Publisher William Randolph Hearst, who ordered the estate, was one of the most powerful men in America. His newspapers didn’t simply report the news, they tailored it to promote Hearst’s views. He also owned a movie studio.
Marion Davies was one of the most popular and successful movie stars of the era, one of the few leading ladies to make the transition from silent pictures to talkies, and one of the smartest and most generous women in Hollywood.
The estate architect, Julia Morgan was arguably the first successful woman architect.
The estate was built and flourished during the era when Hollywood was reinventing itself and reinventing America, and Hollywood gravitated to Santa Monica’s Gold Coast. In Casablanca, “everyone went to Rick’s.” In Hollywood in the 1930s, everyone went to Marion Davies’ estate on the sand, and many of the European actors writers and directors who fled Hitler gathered there, too. All that color and drama, all that history must be incorporated in the final design.

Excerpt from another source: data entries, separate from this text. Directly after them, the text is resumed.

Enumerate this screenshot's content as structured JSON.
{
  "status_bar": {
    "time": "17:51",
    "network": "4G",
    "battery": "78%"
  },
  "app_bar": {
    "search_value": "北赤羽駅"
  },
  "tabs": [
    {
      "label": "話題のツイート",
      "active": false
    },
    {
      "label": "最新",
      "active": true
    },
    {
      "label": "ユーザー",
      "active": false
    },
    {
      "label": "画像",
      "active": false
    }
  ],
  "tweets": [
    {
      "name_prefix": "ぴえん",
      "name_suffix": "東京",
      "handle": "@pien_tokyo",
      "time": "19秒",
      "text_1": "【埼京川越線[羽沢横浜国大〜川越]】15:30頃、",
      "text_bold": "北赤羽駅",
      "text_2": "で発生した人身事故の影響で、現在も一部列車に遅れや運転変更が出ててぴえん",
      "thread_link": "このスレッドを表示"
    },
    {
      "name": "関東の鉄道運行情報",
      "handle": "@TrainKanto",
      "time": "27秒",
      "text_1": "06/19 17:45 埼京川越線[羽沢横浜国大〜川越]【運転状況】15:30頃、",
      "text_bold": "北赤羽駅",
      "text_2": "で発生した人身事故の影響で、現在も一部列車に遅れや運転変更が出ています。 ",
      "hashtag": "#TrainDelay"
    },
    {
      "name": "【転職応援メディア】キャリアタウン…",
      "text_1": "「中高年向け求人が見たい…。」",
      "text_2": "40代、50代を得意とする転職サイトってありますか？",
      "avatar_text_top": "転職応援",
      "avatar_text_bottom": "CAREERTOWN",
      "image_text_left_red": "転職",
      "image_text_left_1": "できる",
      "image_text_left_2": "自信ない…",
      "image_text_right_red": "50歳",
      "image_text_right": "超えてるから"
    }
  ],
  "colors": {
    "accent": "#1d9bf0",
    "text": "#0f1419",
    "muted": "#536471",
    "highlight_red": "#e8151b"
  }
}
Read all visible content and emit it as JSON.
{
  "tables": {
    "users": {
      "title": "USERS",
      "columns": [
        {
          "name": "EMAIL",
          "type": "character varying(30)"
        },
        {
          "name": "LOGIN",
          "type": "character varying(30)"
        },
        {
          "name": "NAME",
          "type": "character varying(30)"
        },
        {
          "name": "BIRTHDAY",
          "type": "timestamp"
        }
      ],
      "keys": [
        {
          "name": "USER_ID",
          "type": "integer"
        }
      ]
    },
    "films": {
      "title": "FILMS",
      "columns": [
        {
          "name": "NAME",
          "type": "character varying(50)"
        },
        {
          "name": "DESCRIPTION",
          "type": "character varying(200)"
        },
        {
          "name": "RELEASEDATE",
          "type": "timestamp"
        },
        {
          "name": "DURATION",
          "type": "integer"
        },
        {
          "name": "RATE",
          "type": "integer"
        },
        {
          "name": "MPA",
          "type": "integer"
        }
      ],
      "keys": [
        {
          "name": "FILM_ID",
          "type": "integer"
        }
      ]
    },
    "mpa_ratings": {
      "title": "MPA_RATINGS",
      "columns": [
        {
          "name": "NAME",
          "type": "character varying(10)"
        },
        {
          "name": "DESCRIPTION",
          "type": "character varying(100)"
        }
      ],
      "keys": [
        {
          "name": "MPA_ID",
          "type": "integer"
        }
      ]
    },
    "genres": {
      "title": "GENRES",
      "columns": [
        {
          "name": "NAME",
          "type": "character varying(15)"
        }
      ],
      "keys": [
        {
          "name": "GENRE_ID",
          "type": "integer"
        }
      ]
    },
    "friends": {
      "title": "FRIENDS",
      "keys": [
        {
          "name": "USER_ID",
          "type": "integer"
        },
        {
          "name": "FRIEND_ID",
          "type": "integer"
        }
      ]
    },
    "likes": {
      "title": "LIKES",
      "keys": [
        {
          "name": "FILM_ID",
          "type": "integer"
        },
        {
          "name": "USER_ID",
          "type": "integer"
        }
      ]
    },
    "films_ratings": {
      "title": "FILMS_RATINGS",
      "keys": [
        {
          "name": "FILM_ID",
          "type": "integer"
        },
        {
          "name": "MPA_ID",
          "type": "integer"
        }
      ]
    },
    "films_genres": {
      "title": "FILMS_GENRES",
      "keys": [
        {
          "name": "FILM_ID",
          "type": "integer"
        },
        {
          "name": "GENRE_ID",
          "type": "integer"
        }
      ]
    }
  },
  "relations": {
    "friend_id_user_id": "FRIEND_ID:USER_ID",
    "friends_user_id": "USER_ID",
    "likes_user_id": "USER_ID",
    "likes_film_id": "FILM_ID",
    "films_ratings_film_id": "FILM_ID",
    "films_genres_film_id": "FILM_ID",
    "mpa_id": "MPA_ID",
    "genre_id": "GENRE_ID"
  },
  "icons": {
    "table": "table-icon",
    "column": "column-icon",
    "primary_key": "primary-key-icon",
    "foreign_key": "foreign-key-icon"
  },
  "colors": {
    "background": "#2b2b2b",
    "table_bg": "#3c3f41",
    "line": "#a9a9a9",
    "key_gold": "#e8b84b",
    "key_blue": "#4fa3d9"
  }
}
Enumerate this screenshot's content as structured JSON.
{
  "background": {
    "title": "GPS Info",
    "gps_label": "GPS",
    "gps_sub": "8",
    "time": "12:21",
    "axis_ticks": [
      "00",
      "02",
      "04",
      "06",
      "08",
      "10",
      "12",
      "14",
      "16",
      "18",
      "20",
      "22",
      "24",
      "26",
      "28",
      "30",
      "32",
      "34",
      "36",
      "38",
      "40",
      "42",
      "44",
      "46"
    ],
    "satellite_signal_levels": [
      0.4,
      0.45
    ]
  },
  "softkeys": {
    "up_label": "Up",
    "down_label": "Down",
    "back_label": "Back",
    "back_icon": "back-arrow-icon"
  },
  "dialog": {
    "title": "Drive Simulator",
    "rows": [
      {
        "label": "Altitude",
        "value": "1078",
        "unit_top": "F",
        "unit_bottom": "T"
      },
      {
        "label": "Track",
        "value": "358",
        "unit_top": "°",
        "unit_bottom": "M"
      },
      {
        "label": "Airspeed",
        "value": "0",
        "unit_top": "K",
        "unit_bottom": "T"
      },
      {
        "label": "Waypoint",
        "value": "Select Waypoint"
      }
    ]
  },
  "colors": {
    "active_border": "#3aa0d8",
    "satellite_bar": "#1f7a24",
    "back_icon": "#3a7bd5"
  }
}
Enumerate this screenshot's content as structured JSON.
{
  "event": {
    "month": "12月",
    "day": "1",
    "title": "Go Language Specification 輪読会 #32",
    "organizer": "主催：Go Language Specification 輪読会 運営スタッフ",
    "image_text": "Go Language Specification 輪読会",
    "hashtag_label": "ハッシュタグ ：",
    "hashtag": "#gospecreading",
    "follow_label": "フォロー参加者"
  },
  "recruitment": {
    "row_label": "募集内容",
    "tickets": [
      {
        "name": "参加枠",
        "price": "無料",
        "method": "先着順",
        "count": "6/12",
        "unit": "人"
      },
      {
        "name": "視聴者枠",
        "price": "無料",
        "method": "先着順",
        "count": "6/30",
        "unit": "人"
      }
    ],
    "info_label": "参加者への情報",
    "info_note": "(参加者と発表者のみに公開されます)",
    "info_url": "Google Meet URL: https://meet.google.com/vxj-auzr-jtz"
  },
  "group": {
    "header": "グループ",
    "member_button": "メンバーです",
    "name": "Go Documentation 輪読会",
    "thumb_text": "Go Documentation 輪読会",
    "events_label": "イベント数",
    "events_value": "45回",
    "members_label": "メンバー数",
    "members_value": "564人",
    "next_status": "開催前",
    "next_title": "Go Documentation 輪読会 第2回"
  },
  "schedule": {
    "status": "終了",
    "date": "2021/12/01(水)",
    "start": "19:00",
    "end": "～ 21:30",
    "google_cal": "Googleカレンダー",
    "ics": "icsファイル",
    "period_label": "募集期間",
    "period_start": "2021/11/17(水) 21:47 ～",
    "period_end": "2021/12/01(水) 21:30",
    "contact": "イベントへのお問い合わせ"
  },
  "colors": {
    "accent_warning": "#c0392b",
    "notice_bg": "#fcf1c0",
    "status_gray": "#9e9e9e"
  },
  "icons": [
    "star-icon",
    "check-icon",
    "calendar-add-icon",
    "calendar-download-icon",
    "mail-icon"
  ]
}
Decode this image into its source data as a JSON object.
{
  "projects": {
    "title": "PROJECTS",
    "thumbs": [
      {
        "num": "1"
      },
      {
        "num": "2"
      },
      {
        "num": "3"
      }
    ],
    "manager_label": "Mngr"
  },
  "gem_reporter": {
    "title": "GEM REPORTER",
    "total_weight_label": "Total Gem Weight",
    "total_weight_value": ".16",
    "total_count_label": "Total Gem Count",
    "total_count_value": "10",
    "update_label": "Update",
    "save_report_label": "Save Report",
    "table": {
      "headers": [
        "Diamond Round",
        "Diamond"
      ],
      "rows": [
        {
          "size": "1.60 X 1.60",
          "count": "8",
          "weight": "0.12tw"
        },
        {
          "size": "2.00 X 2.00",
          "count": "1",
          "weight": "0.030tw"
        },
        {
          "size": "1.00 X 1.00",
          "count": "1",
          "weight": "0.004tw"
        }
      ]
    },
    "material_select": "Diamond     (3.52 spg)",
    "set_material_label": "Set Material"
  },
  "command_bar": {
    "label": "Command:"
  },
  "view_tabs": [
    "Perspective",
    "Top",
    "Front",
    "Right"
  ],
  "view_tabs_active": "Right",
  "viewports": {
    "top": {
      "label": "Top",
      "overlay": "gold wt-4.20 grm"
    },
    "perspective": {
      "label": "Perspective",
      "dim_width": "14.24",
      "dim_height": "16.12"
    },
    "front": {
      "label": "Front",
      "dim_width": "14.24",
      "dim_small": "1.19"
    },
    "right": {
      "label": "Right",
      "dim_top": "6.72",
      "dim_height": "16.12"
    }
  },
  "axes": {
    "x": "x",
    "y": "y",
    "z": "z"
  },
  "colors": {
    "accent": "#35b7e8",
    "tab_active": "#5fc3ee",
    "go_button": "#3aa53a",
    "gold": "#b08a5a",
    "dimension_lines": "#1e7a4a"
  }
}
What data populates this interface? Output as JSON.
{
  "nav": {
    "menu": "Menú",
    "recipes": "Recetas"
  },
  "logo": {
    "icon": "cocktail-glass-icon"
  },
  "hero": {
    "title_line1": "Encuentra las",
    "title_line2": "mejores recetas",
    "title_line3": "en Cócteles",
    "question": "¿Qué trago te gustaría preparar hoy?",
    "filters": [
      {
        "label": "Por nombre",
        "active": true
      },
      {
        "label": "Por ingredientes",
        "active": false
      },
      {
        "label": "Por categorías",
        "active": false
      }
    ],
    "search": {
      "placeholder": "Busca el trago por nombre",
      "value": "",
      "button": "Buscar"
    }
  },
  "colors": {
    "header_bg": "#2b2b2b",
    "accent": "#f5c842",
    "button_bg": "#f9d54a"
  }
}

A kiosk perpetually screening a DVD of vintage stills and film clips will not do. Rather, stills, film clips, soundtracks and other historic material must be literally embedded in the structures.We should settle for nothing less than a new masterpiece. Making it will require a unique kind of aesthetic ingenuity, but the Annenberg Foundation has committed $21 million to make this rare beach treasure accessible to the public and to resurrect and preserve the estate’s extraordinary history, and those are laudable and serious ends and must be honored.